Aujourd'hui, la santé mentale des personnes âgées est un sujet souvent ignoré malgré son ampleur. Près de la moitié des résidents d'EHPAD sont sous traitement antidépresseur. Parallèlement, la question de la loi sur la fin de vie revient en débat et alimente le problème. L'accès des plus fragiles à l'euthanasie est-il en effet souhaitable ? Analyse et discussion avec la docteure Véronique Lefebvre des Noëttes, psychiatre et gériatre, auteure de l’ouvrage à paraître, Bonne nuit, bonne santé, nous éclaire sur les défis liés à la santé mentale des seniors.
Environ un Français sur quatre se trouve concerné par des troubles psychiatriques au cours de sa vie. Cette problématique touche particulièrement les personnes âgées. Pour en parler, Pierre-Hugues Dubois et Louis Defresne accueillent Véronique Lefebvre des Noëttes, psychiatre et gériatre, auteure de l’ouvrage Quelles évolutions dans l’image du vieillissement ?
Près de la moitié des résidents de maisons de retraite consomment des antidépresseurs. C'est d'ailleurs le sujet de la "grande cause nationale", initiative de sensibilisation de Michel Barnier en septembre 2023. Elle visait à traiter de la protection des personnes vulnérables, enfants et seniors.
Le Covid a exacerbé la situation, avec l'isolement des plus âgés dans les EHPAD. Beaucoup ont été pratiquement séquestrés, sans pouvoir être en contact avec leurs familles. Selon Véronique Lefebvre des Noëttes “l’isolement est un facteur majeur de la dépression.”
La vieillesse en soi n’est pas une maladie, mais en vieillissant, il est plus fréquent de souffrir de plusieurs maux.
Par ailleurs, plus de 800 000 personnes âgées en affection de longue durée (ALD) n'ont pas de médecin traitant. Les médecins ne se rendent plus à domicile, et certains territoires connaissent des déserts médicaux. L'accompagnement médical des personnes âgées est de plus en plus compliqué. Les familles, elles, se déplacent de moins en moins pour rendre visite à leurs aînés. Pour Véronique Lefebvre des Noëttes, « la responsabilité revient d’abord aux familles. C’est à elles d’assurer ce soutien, mais aussi à la puissance publique.”
L’État et les particuliers sont les deux fers de lance de l’aide pour les seniors. L’ État fournit l’allocation de solidarité aux personnes âgées (ASPA), qui s’élève à 1100€ par mois environ. Pourtant, selon la psychiatre, cette somme ne permettrait pas de vivre décemment à Paris ou en Île-de-France. Cette précarité pèse sur les personnes âgées, qui manquent de soins de proximité, notamment dans les campagnes.

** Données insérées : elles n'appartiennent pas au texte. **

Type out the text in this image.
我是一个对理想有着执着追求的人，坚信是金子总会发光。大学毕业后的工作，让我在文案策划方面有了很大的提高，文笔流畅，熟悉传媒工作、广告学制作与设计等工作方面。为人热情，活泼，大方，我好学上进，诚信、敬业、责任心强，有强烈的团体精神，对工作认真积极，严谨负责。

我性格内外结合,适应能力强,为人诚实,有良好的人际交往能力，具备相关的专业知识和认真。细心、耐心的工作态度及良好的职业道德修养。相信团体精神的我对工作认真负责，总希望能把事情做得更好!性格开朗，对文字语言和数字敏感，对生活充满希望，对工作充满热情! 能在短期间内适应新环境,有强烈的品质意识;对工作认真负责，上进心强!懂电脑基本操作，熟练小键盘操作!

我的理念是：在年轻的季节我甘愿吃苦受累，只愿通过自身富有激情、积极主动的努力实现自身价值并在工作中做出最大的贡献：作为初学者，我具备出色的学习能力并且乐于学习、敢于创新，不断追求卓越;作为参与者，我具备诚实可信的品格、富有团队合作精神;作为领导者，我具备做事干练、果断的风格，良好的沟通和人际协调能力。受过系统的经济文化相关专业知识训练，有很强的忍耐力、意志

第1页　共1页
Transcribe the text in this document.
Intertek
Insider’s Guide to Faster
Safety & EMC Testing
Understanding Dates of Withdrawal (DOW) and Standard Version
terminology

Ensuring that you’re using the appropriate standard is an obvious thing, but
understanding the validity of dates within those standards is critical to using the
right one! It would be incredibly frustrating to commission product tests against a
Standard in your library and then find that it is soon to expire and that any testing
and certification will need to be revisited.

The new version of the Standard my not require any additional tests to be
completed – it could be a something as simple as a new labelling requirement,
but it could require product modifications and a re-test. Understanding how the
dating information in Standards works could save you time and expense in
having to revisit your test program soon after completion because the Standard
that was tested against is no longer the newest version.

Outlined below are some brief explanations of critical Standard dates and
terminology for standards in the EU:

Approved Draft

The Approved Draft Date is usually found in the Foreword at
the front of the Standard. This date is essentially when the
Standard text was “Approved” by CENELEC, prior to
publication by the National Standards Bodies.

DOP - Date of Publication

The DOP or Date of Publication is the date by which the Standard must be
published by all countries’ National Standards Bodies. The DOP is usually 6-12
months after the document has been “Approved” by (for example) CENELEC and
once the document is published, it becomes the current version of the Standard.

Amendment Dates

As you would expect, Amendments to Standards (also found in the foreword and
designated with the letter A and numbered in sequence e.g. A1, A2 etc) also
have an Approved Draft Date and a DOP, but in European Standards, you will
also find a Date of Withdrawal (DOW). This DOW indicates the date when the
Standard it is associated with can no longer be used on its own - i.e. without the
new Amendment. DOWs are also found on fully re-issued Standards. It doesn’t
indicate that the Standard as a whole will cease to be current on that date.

Les hôpitaux de villes se caractérisent par une absence de visites extérieures, bien que les patients en soins de longue durée ont droit à des équipes de soignants, dont des médecins et des psychologues. À l’inverse, les EHPAD sont des lieux de vie. Les soignants jouent souvent le rôle d’accompagnants jusqu’à la fin.
Des associations comme Saint-Vincent-de-Paul apportent du réconfort aux patients. Le rôle des bénévoles est essentiel, mais ce n’est pas un rôle thérapeutique. Leur rôle est de donner de la présence.
Dans son livre La force de la caresse, Véronique Lefebvre des Noëttes vous explique l’importance de l’humanité dans les soins, et notamment l’importance de la caresse donnée au patient. Elle précise :
La caresse provoque une libération des hormones du désir de vivre et à l’attachement, tout en réduisant l’hormone du stress. Ce geste d’humanité est gratuit et essentiel, mais il est souvent négligé dans les protocoles médicaux, qui insistent davantage sur la distance et l’efficacité plutôt que sur la présence.
Cette approche est difficile à appliquer dans les soins, car ces derniers sont souvent trop centrés sur des procédures standardisées et sur la "juste distance". Cependant, il est nécessaire d'apprendre la "juste présence", sujet qui n’est pas abordé dans les formations publiques.
Selon Véronique Lefebvre des Noëttes, la potentielle évolution législative concernant le suicide assisté peut risquer d’influencer les personnes fragiles. Au Québec ou en Belgique, certains particuliers ont demandé l'euthanasie anticipatoire pour des raisons de précarité sociale. Pour elle, il faut éviter ces dérives, échappatoire sinistre pour les isolés : “Une personne déprimée n'a plus qu’une idée : la fin de la souffrance. Si on lui propose une alternative à la souffrance, elle risque de ne plus voir d’autre option que l’euthanasie.”
Une personne souffrante aurait besoin de l’accompagnement d’une présence, et non de la possibilité de choisir la mort.
“Il est essentiel d’avoir un soignant qui tend la main, pas une seringue.”